Das Tauziehen um die Krim ist damit noch nicht beendet. Dafür ist die Halbinsel für Russland viel zu wichtig: Noch unter Janukowitsch wurde ein Abkommen ausgehandelt, das als Gegenleistung für billiges Gas bis zum Jahr 2042 die Statio-nierung der Schwarzmeerflotte in Sevastopol garantiert.

Entsprechend deutlich signalisiert Moskau, dass es sich die Eingemeindung der Krim bis auf Weiteres vorbehält. Am Freitag vergangener Woche wurde ein Gesetzesentwurf der Fraktion Gerechtes Russland bekannt, der die Eingliederung ausländischer Territorien in die Föderation erleichtern soll. Bisher war dazu ein völkerrechtlicher Vertrag notwendig; künftig soll der „Wille des Volkes in Form eines Referendums“ ausreichen.
Das ist maßgeschneidert für die Krim, wo am 25. Mai – dem Tag der vorgezogenen Präsidentschaftswahlen – über den künftigen Status der autonomen Republik und damit letztlich über den Verbleib bei der Ukraine abgestimmt werden soll. Dass das Ergebnis bei einem Anteil von 58 Prozent Russen an der dortigen Bevölkerung nicht unbedingt im Sinne der Regierung in Kiew ausfallen wird, liegt auf der Hand.

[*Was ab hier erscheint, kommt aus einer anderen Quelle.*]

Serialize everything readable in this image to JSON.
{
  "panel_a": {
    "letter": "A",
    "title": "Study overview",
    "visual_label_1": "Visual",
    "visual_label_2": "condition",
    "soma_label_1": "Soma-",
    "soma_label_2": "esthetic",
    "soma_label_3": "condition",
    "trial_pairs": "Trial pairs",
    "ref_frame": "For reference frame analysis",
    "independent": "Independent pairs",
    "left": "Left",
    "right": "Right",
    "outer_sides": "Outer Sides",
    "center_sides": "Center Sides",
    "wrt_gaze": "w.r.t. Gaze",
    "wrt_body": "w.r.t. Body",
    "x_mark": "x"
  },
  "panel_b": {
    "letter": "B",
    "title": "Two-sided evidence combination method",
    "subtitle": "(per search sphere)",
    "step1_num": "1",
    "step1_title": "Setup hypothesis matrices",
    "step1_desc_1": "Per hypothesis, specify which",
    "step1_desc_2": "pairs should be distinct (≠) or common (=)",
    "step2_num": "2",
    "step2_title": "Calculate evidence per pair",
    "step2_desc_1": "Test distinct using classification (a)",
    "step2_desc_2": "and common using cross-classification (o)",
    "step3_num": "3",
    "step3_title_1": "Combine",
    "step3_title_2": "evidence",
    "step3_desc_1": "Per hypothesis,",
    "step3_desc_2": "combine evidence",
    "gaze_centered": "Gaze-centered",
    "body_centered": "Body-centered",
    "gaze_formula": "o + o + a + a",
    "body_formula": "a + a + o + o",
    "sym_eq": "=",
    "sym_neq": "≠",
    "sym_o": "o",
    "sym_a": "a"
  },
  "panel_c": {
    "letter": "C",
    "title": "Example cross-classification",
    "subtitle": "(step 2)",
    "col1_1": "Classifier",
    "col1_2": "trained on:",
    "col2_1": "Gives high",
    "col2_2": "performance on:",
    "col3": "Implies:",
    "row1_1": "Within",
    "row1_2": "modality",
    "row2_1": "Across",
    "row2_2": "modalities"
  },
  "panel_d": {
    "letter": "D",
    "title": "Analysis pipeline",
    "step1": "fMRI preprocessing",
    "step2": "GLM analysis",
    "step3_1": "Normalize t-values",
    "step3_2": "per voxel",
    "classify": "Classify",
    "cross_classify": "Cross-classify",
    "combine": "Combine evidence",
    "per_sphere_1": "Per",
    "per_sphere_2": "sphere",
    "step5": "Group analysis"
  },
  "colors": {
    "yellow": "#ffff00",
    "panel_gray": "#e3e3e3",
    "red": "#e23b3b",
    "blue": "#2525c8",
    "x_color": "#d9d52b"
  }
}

Stimmen die Bewohner der Krim für eine Abspaltung, dann hat Russland bereits den passenden rechtlichen Rahmen für eine Aneignung parat, so fragwürdig dieser auch immer sein mag. Bis dahin kann der Kreml versuchen, die Stimmung durch verdeckte Aktionen anzuheizen – im Bewusstsein, dass die Reaktionen der westlichen Welt auf offene Interventionen verheerend wären.

Rational betrachtet spricht also alles gegen eine unmittelbare militärische Eskalation. Allerdings: Sich darauf zu verlassen, wäre angesichts der aufgeheizten Stimmung und all dessen, was auf dem Spiel steht, aber letztlich auch nicht rational.

Am Freitag abend jedenfalls war die Situation alles andere als klar: Ab dem späten Nachmittag nahm das Ausmaß der russischen Truppenbewegungen auf der Krim eindeutig zu – viele davon über die Bestimmungen des Stationierungsabkommens hinaus. Über ukrainischem Territorium wurden Kampfhubschrauber gesichtet, auf den Hauptverkehrsverbindungen waren Panzerfahrzeuge und Militärlastwagen unterwegs. Die Telefonleitungen wurden unterbrochen, der zivile Luftverkehr eingestellt.

Dann brach die Nacht über die Halbinsel Krim herein.